Eventually, the family was evicted. This happened shortly after Griffith won the title of Miss Colorado in 2011, so Griffith led a "double life" pretending everything was perfect, she told Huffington Post in a report Thursday, in which she speaks out to raise awareness for homeless families and children.

"Everything had to seem perfect on the outside, but inside going home -- or not going home at night, wondering, 'Where am I going to sleep tonight?' or 'What am I going to do next?'" Griffith said.

There are 2.5 million homeless kids in the U.S., or one in every 30 children, according to Homeless Children America. That number has been on the rise steadily since 2006. Most of these children are invisible because they are not actually on the street. Most of them -- an estimated 75 percent according to the Education Department -- live with relatives or friends. The rest live in motels, shelters, abandoned buildings, cars, campgrounds, parks, and public spaces.

Many homeless children hide the facts of their living situations from teachers, friends, and outsiders because of stigma and shame, Griffith said. But, though she was ashamed at first, she has now joined the Start From Here campaign to help end youth homelessness.

"I was embarrassed to let anyone know what was going on with me, but people need to understand what's happening, and we need to bring this to the forefront."

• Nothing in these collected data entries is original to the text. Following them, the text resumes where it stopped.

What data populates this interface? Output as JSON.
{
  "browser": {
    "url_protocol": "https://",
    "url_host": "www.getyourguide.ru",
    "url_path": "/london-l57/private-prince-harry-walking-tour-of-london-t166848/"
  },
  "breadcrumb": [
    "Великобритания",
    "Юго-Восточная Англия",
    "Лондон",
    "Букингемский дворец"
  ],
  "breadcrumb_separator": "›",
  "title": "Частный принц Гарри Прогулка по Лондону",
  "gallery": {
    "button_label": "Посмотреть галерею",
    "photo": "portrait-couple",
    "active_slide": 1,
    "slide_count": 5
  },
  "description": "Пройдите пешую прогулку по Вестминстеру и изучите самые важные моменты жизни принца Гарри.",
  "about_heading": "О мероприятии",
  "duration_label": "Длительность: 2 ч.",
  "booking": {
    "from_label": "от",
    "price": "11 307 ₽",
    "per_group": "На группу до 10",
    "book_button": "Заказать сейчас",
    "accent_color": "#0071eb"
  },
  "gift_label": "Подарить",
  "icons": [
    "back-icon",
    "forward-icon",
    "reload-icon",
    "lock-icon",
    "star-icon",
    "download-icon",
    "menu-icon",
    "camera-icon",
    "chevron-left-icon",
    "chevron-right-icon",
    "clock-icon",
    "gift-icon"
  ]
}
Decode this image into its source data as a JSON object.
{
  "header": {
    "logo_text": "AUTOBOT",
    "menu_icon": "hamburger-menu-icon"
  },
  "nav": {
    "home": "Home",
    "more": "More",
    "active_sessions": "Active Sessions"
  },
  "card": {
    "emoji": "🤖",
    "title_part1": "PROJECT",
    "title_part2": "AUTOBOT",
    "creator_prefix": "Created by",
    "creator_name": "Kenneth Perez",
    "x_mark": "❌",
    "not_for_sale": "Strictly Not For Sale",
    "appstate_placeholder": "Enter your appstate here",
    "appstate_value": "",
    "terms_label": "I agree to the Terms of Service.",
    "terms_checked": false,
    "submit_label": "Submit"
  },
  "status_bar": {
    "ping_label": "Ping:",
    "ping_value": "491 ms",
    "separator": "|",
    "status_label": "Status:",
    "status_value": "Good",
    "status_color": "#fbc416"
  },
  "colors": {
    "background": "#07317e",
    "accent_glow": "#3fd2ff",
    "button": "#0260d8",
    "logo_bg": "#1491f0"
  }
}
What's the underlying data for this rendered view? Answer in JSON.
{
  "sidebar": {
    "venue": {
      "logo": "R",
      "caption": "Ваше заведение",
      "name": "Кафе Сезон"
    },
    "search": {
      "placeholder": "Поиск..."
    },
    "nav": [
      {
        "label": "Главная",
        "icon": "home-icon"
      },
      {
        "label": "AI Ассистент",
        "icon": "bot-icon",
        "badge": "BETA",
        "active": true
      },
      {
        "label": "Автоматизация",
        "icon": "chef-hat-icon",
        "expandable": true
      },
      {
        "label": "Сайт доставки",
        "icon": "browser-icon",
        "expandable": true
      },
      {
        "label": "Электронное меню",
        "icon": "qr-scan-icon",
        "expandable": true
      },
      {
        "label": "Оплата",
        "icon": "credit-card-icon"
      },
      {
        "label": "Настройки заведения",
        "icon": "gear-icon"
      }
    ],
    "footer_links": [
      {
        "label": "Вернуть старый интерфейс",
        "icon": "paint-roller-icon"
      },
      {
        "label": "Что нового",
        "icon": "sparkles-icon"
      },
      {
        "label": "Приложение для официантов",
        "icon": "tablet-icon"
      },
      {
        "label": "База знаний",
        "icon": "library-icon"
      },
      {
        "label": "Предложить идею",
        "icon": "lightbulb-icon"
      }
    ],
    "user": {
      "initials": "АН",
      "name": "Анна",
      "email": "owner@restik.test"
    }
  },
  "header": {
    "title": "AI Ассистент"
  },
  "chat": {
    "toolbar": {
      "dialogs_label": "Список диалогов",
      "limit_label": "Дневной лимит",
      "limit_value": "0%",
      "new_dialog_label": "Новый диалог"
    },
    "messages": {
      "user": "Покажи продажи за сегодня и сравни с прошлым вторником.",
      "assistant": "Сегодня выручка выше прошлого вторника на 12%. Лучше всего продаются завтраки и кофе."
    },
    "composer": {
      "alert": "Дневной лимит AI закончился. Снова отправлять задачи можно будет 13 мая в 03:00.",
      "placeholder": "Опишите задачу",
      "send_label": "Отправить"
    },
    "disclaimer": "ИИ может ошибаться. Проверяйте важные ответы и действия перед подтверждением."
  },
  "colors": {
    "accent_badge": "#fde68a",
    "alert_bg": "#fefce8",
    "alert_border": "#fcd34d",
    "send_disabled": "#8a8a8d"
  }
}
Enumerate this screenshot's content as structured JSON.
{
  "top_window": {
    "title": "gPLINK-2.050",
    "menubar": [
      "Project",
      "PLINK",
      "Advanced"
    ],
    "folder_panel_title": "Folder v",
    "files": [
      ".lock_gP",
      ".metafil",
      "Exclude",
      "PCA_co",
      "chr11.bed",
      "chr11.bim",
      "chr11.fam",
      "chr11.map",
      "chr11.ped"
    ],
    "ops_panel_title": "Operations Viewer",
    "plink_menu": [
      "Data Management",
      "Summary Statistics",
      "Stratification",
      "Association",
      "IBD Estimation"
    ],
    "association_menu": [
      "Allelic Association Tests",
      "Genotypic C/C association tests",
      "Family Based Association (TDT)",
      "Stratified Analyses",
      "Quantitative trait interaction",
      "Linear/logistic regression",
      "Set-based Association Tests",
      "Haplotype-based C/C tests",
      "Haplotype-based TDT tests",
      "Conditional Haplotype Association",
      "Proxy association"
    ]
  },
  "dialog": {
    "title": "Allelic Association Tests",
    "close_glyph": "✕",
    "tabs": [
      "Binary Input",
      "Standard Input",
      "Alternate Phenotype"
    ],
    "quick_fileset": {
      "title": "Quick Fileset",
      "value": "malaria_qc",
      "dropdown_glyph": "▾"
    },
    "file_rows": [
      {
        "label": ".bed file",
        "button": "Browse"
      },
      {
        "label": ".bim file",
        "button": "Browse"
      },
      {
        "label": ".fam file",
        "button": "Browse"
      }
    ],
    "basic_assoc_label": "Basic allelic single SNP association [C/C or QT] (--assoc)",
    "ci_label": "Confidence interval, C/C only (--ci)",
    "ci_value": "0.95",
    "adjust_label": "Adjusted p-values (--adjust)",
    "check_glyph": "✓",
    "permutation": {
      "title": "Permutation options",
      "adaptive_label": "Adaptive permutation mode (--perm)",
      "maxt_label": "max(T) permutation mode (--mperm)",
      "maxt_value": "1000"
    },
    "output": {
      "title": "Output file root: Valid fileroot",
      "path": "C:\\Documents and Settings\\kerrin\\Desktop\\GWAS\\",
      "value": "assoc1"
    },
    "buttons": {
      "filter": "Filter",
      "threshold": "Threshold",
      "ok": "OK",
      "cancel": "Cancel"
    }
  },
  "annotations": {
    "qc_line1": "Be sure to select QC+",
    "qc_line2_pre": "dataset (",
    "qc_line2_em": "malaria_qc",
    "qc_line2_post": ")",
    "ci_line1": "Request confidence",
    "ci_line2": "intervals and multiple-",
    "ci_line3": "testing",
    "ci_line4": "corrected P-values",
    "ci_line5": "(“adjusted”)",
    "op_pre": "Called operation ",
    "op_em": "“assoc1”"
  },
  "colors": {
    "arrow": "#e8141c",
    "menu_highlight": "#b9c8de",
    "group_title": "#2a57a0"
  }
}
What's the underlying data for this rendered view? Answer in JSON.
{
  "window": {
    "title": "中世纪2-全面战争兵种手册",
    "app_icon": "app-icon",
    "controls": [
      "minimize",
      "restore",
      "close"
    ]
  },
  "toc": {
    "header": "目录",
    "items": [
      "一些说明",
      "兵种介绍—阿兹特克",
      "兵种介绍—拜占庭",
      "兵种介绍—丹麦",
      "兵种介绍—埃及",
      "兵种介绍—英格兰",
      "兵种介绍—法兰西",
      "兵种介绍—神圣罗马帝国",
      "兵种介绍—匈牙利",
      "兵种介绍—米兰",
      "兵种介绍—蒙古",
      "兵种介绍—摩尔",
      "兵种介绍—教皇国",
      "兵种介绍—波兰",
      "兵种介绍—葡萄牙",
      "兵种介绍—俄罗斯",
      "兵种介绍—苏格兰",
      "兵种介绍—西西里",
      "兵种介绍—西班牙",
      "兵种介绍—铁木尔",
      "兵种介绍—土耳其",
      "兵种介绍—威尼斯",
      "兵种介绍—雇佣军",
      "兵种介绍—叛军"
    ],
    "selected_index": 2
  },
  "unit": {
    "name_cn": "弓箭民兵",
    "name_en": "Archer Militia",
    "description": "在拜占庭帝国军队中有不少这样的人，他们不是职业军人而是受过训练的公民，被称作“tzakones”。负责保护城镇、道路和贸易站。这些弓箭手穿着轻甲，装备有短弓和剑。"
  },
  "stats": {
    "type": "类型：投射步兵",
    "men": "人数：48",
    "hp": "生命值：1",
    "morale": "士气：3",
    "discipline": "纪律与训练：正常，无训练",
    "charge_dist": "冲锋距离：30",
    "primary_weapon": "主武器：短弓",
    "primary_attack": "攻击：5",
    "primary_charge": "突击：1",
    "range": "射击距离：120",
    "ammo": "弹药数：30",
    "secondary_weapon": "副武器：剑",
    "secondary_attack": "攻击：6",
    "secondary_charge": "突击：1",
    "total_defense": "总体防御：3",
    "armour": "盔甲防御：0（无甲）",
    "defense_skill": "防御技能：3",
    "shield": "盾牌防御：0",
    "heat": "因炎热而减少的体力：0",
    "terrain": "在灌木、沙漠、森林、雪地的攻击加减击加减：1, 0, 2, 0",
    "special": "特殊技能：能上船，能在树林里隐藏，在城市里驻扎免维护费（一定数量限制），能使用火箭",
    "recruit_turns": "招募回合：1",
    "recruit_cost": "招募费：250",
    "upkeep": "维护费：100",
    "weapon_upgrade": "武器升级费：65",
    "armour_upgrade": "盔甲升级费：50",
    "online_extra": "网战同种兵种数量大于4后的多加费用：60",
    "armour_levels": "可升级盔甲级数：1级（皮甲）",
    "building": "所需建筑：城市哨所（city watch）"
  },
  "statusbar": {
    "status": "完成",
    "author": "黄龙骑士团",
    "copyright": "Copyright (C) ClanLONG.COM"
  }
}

The Start From Here organization shares true stories of homeless youth, and is raising money for services and opportunities for homeless youth by providing clothes and nutrition, secure housing, mental health support, and education and employment opportunities.

"I have met a lot of youth that have the same ideas and desires as other kids, they want to contribute to society," said Griffith. "It's important to hear stories like mine, of coming through hardship and finding success, so they know it's a possible solution."